VORTRAG Ein Historiker erklärt, was die Vegesacker Kirchengemeinde mit Seenotrettung zu tun hat

Torsten Kropp

48, ist Historiker und Fotograf und hält regelmäßig Vorträge über die Geschichte Vegesacks.

taz: Herr Kropp, was hat denn die Kirchengemeinde Vegesack mit der Deutschen Gesellschaft zur Rettung Schiffbrüchiger (DGZRS) zu tun?

Torsten Kropp: Der Vegesacker Adolph Bermpohl hat vor 150 Jahren versucht, genau hier ein Seenotrettungswerk zu gründen, und damals waren die Kirchen für das Thema Soziales zuständig.
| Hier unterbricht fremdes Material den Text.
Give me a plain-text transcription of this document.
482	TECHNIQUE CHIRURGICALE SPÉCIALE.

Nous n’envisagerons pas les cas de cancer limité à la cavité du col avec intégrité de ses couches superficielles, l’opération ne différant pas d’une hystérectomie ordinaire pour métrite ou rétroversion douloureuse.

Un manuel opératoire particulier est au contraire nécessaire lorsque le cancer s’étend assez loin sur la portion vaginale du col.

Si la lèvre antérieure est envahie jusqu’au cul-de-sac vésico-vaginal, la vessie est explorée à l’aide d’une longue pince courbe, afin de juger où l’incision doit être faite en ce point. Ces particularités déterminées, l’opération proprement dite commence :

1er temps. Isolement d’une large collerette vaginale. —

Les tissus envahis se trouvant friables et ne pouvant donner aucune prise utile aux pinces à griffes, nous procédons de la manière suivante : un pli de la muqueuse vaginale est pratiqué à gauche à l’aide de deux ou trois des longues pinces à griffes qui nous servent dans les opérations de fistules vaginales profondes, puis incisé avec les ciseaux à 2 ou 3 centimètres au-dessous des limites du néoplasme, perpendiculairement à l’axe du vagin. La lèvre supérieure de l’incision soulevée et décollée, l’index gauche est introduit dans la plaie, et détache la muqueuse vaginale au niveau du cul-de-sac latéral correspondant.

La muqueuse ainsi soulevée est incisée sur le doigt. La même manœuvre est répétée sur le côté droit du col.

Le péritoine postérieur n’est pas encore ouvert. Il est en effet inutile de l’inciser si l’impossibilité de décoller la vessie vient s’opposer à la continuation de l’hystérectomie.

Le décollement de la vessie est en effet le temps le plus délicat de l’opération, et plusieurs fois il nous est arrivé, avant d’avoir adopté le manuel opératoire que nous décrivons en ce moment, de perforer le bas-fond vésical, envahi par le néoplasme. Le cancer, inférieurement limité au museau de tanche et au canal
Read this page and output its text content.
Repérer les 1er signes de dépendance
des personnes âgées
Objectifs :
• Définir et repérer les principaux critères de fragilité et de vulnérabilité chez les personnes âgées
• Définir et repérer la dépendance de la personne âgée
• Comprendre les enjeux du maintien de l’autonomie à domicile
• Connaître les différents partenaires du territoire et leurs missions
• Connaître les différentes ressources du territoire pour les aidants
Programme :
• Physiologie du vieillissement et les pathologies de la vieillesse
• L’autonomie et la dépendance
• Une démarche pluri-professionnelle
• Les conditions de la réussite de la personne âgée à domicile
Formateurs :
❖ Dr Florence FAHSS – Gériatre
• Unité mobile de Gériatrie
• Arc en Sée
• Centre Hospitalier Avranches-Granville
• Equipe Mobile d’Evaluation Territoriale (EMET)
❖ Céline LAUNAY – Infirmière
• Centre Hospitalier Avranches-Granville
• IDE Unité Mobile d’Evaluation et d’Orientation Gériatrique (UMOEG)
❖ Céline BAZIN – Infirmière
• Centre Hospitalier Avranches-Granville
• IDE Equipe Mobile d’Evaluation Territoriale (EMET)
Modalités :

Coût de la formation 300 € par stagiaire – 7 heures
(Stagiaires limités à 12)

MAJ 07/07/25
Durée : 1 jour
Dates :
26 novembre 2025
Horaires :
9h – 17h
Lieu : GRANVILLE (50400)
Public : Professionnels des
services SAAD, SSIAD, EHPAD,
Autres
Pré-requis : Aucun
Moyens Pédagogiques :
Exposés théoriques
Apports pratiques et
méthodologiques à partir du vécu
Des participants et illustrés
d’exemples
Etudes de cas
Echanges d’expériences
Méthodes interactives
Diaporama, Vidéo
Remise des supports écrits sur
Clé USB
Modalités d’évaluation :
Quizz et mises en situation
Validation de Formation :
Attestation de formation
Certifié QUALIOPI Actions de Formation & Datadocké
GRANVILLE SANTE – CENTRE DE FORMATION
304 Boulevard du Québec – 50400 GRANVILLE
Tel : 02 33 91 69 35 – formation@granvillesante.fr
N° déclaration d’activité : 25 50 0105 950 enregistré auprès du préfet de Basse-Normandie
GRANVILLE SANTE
Und warum hat’ s nicht geklappt?

Weil die Kirche genug damit zu tun hatte, sich um ihre eigenen Armen zu kümmern. Damals gab es eine Werftenkrise und eine extrem hohe Arbeitslosigkeit. Die Kirche hatte mehr Ausgaben als Einnahmen, die konnte sich nicht auch noch um Seenotrettung kümmern. Also wurde die DGZRS in Bremen als private Gesellschaft gegründet, was wohl auch gut so war.

Warum?

Weil der Verein unabhängig arbeiten konnte, niemand konnte ihm in die Arbeit reinreden. Ich versuche, generell zu vermitteln, dass es gut ist, dass die Kirche nicht mehr für die Sozialleistungen der Menschen zuständig ist.

Inwiefern ist das gut?

Weil die Hilfsbedürftigen davon abhängig waren, wie viel Geld eine Kirchengemeinde hatte. In armen Gemeinden bekamen sie weniger als in den reichen. Es ging also sehr ungerecht zu. Und 1870 war die Kirche dann pleite, da gab’s nur noch Spenden. Es war ein Segen für sie und für die Menschen, dass kurz ­darauf Bismarcks Sozialgesetze kamen.

Und was gibt es bezüglich der Seenotrettung in Vegesack zu sehen?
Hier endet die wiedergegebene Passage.